On 15 June fifteen thousand of us gathered on the meadows at Runnymede, to celebrate the 800th anniversary of the signing of Magna Carta. We had been invited by the National Trust (landowner) and Surrey County Council.
It was sad that not one bit of publicity mentioned that this meadow is common land. Indeed the trust and the council had to obtain consent, under section 38 of the Commons Act 2006, for the infrastructure for the event as these were works on common land.
They also needed consent for the sculpture, The Jurors, commissioned for the occasion from Hew Locke. It is a fascinating work, 12 bronze chairs for 12 jurors, each with embossed with intricate images and symbols representing the 800-year struggle for freedom.
We were joined by four members of the royal family, the Master of the Rolls Lord Dyson, the prime minister and the Archbishop of Canterbury among others. The event included the dedication of The Jurors and the rededication of the American Bar Association Memorial, which was built in 1957 to celebrate Magna Carta and its profound influence on the American justice system. There was a procession of flags designed by schoolchildren. Music was provided by the London Philharmonic Orchestra.
But the hypocrisy came with the prime minister’s speech (remember that three years ago David Cameron admitted that he did not know the translation of Magna Carta). At Runnymede he said that Magna Carta had ‘altered for ever the balance of power between the governed and government. … What happened in this meadow 800 years ago is as relevant today as it was then. Its remaining copies maybe faded but its principles shine brighter than ever.
‘Here in Britain the good name of human rights has sometimes been distorted and devalued. It falls to us in this generation to restore the reputation of those rights and their critical underpinning of our legal system. It is our duty to safeguard the legacy, the idea, the momentous achievement of those barons. And there couldn’t be a better time to reaffirm that commitment than an anniversary like this.’
Yet he plans to withdraw from the European Convention on Human Rights.
He went on: ‘Liberty, justice, democracy are the rule of law. We hold these things dear.
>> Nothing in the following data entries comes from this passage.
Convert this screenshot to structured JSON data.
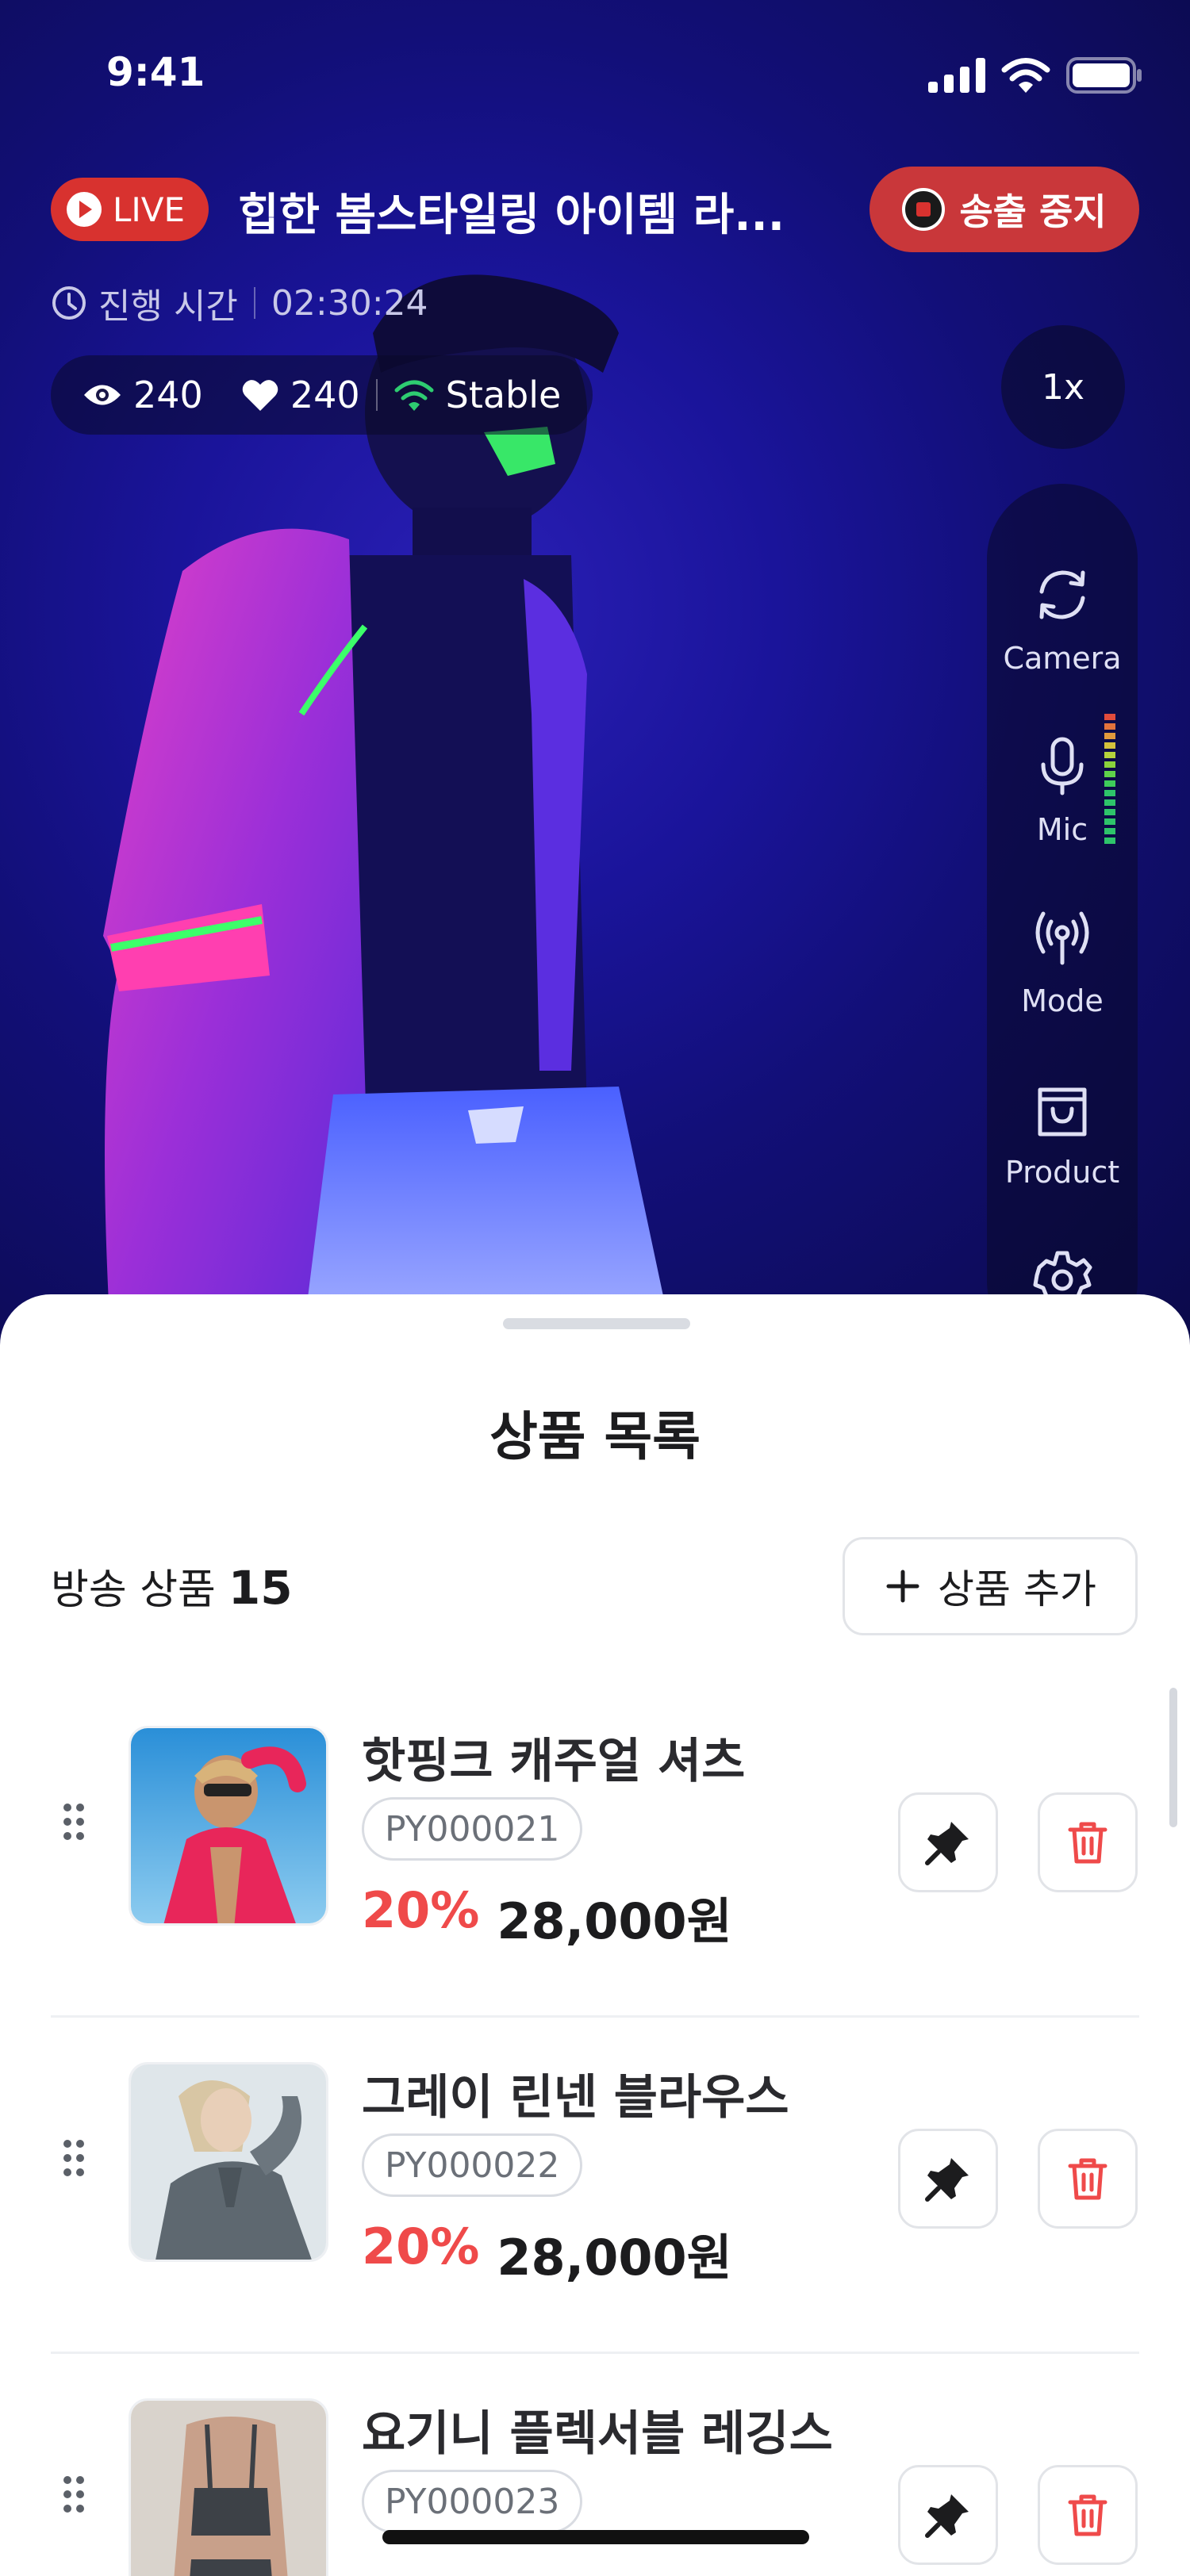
{
  "status_bar": {
    "time": "9:41"
  },
  "live": {
    "badge_label": "LIVE",
    "title": "힙한 봄스타일링 아이템 라...",
    "stop_label": "송출 중지",
    "elapsed_label": "진행 시간",
    "elapsed_value": "02:30:24",
    "viewers": "240",
    "likes": "240",
    "connection": "Stable",
    "speed": "1x"
  },
  "controls": [
    {
      "label": "Camera",
      "icon": "camera-switch-icon"
    },
    {
      "label": "Mic",
      "icon": "mic-icon"
    },
    {
      "label": "Mode",
      "icon": "broadcast-icon"
    },
    {
      "label": "Product",
      "icon": "shopping-bag-icon"
    },
    {
      "label": "",
      "icon": "settings-icon"
    }
  ],
  "sheet": {
    "title": "상품 목록",
    "count_label": "방송 상품",
    "count_value": "15",
    "add_label": "상품 추가",
    "products": [
      {
        "name": "핫핑크 캐주얼 셔츠",
        "code": "PY000021",
        "discount": "20%",
        "price": "28,000원"
      },
      {
        "name": "그레이 린넨 블라우스",
        "code": "PY000022",
        "discount": "20%",
        "price": "28,000원"
      },
      {
        "name": "요기니 플렉서블 레깅스",
        "code": "PY000023",
        "discount": "",
        "price": ""
      }
    ]
  },
  "colors": {
    "live_red": "#d8322f",
    "discount_red": "#ef4a4a",
    "stable_green": "#2ecc71",
    "video_blue": "#1a149a"
  }
}
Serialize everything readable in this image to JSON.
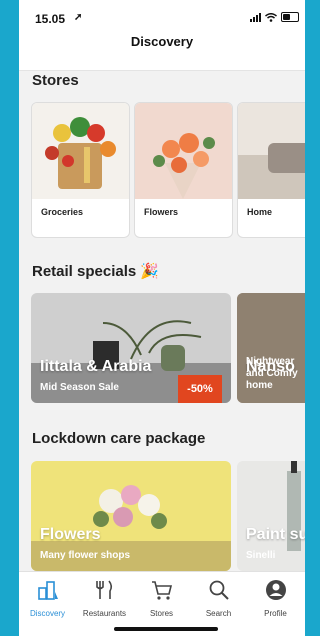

Let us pledge to keep those principles alight. What we do today will shape the world for many, many years to come.’
His government has already crushed free speech by making it much more difficult for charities to lobby parliament, and to challenge decisions by judicial review. I was sitting next to a lawyer who works for the criminal justice system and whose help to oppressed people is dependent on the provision of legal aid; she is finding that the cuts in public funding are making it increasingly difficult for the public to have access to law. It did not strike me that the principles of Magna Carta are shining very bright.
The Archbishop of Canterbury on the other hand recognised our past wrongdoings when he admitted that ‘the church and others have failed to uphold the principles of Magna Carta’ and he sited support for the inclosures as an example.
Magna Carta has endured for an amazing length of time, clause 39 is still law: No free man shall be seized or imprisoned, or stripped of his rights of possessions, or outlawed or exiled, or deprived of his standing in any way, nor will we proceed with force against him, or send others to do so, except by the lawful judgment of his equals or by the law of the land. It made me think of the way we treated the First Nations in north America— hardly in keeping with clause 39.
The day ended with the red arrows flying over
and Gloriana was waiting on the river to ferry people across to the historic Ankerwycke.